Reply to  Pennyjane Hanson
9 years ago

I lived in West Germany when I was in the Army Penny.

Bill Formby
Reply to  Pennyjane Hanson
9 years ago

Interesting that you should mentioned that brief period of time pj. I was among the lucky Marines that were sent to Cuba for the real deal. Not having a radio or TV we knew nothing of what was going on. We were watching a bay and a fence line with instructions to kill anything that moved on the other side. People today do not even realize how close we came to not having a world anymore. But, as you say, the strength of Kennedy was in not having to fire a shot. “The greatest part of about war is never having one. The only way not to have one is to be prepared to have one.” SSGT T. Williams, U.S. Marine Corps, Parris Island Training Base, July 31, 1961.

Pennyjane Hanson
Reply to  Bill Formby
9 years ago

bill. in my life i have never considered the marines at gitmo during that time. you must have been frightened to death. ignorance, being the better part of bliss, though, you were probably lucky to not have been getting any outside information: that would have been really terrifying!
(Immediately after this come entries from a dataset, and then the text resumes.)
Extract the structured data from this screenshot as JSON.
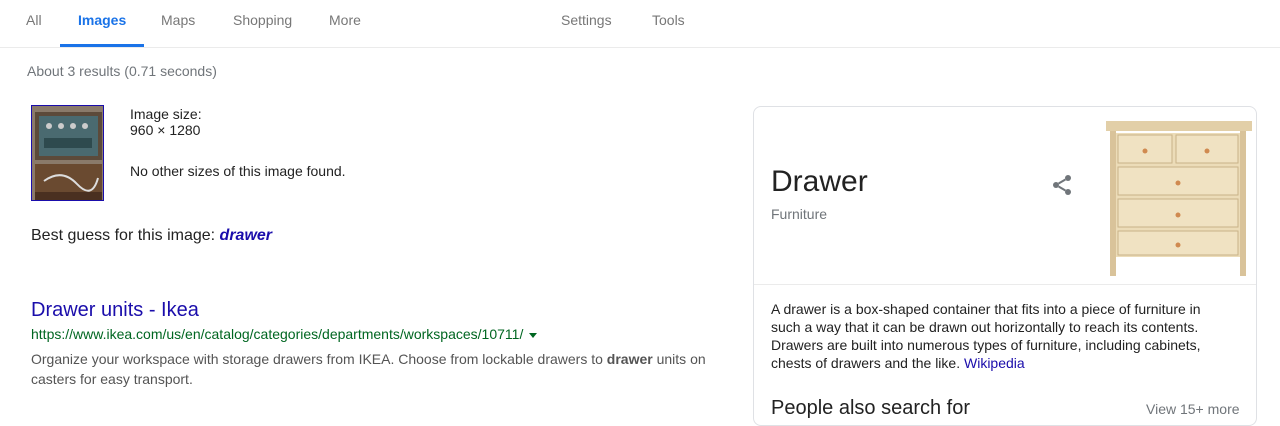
{
  "tabs": [
    {
      "label": "All"
    },
    {
      "label": "Images"
    },
    {
      "label": "Maps"
    },
    {
      "label": "Shopping"
    },
    {
      "label": "More"
    },
    {
      "label": "Settings"
    },
    {
      "label": "Tools"
    }
  ],
  "stats": "About 3 results (0.71 seconds)",
  "image_info": {
    "size_label": "Image size:",
    "size_value": "960 × 1280",
    "no_sizes": "No other sizes of this image found."
  },
  "best_guess": {
    "prefix": "Best guess for this image:",
    "term": "drawer"
  },
  "result": {
    "title": "Drawer units - Ikea",
    "url": "https://www.ikea.com/us/en/catalog/categories/departments/workspaces/10711/",
    "snippet_before": "Organize your workspace with storage drawers from IKEA. Choose from lockable drawers to ",
    "snippet_bold": "drawer",
    "snippet_after": " units on casters for easy transport."
  },
  "knowledge_panel": {
    "title": "Drawer",
    "subtitle": "Furniture",
    "description": "A drawer is a box-shaped container that fits into a piece of furniture in such a way that it can be drawn out horizontally to reach its contents. Drawers are built into numerous types of furniture, including cabinets, chests of drawers and the like.",
    "source_link": "Wikipedia",
    "people_also_search": "People also search for",
    "view_more": "View 15+ more"
  },
  "colors": {
    "accent": "#1a73e8",
    "link": "#1a0dab",
    "url_green": "#006621"
  }
}
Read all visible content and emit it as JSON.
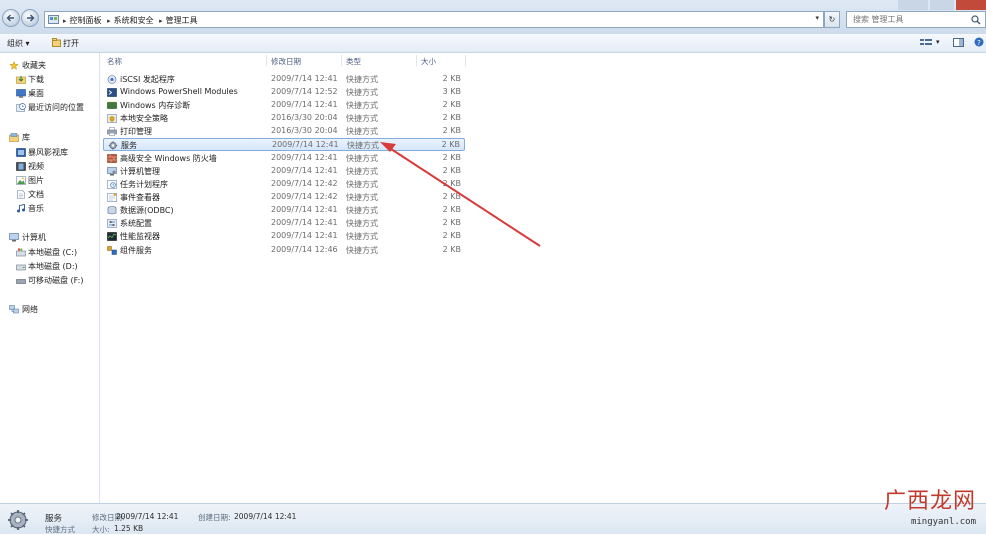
{
  "window": {
    "breadcrumbs": [
      "控制面板",
      "系统和安全",
      "管理工具"
    ],
    "search_placeholder": "搜索 管理工具"
  },
  "toolbar": {
    "organize_label": "组织 ▾",
    "open_label": "打开"
  },
  "sidebar": {
    "favorites": {
      "label": "收藏夹",
      "items": [
        "下载",
        "桌面",
        "最近访问的位置"
      ]
    },
    "libraries": {
      "label": "库",
      "items": [
        "暴风影视库",
        "视频",
        "图片",
        "文档",
        "音乐"
      ]
    },
    "computer": {
      "label": "计算机",
      "items": [
        "本地磁盘 (C:)",
        "本地磁盘 (D:)",
        "可移动磁盘 (F:)"
      ]
    },
    "network": {
      "label": "网络"
    }
  },
  "columns": {
    "name": "名称",
    "date": "修改日期",
    "type": "类型",
    "size": "大小"
  },
  "files": [
    {
      "name": "iSCSI 发起程序",
      "date": "2009/7/14 12:41",
      "type": "快捷方式",
      "size": "2 KB"
    },
    {
      "name": "Windows PowerShell Modules",
      "date": "2009/7/14 12:52",
      "type": "快捷方式",
      "size": "3 KB"
    },
    {
      "name": "Windows 内存诊断",
      "date": "2009/7/14 12:41",
      "type": "快捷方式",
      "size": "2 KB"
    },
    {
      "name": "本地安全策略",
      "date": "2016/3/30 20:04",
      "type": "快捷方式",
      "size": "2 KB"
    },
    {
      "name": "打印管理",
      "date": "2016/3/30 20:04",
      "type": "快捷方式",
      "size": "2 KB"
    },
    {
      "name": "服务",
      "date": "2009/7/14 12:41",
      "type": "快捷方式",
      "size": "2 KB"
    },
    {
      "name": "高级安全 Windows 防火墙",
      "date": "2009/7/14 12:41",
      "type": "快捷方式",
      "size": "2 KB"
    },
    {
      "name": "计算机管理",
      "date": "2009/7/14 12:41",
      "type": "快捷方式",
      "size": "2 KB"
    },
    {
      "name": "任务计划程序",
      "date": "2009/7/14 12:42",
      "type": "快捷方式",
      "size": "2 KB"
    },
    {
      "name": "事件查看器",
      "date": "2009/7/14 12:42",
      "type": "快捷方式",
      "size": "2 KB"
    },
    {
      "name": "数据源(ODBC)",
      "date": "2009/7/14 12:41",
      "type": "快捷方式",
      "size": "2 KB"
    },
    {
      "name": "系统配置",
      "date": "2009/7/14 12:41",
      "type": "快捷方式",
      "size": "2 KB"
    },
    {
      "name": "性能监视器",
      "date": "2009/7/14 12:41",
      "type": "快捷方式",
      "size": "2 KB"
    },
    {
      "name": "组件服务",
      "date": "2009/7/14 12:46",
      "type": "快捷方式",
      "size": "2 KB"
    }
  ],
  "status": {
    "name": "服务",
    "type": "快捷方式",
    "modified_label": "修改日期:",
    "modified": "2009/7/14 12:41",
    "created_label": "创建日期:",
    "created": "2009/7/14 12:41",
    "size_label": "大小:",
    "size": "1.25 KB"
  },
  "watermark": {
    "brand": "广西龙网",
    "url": "mingyanl.com"
  },
  "colors": {
    "arrow": "#d93a3a",
    "selection_border": "#84acdd"
  }
}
knowing what we know now and didn’t know then…that they had tactical nukes on the island, at least you wouldn’t have suffered long.

Marsha Woerner
9 years ago

Yes, the idea of not going off half cocked with rage seems to be a very difficult idea for some of these warmongers to grasp! I agree:
“In fact, we don’t need to do something. We need to do the right thing. We don’t need to make a move, we need to make the smart move. We don’t need to act now, unless now is the right moment.”
Indeed, we can’t go off half cocked and expect anything to conclude properly or completely!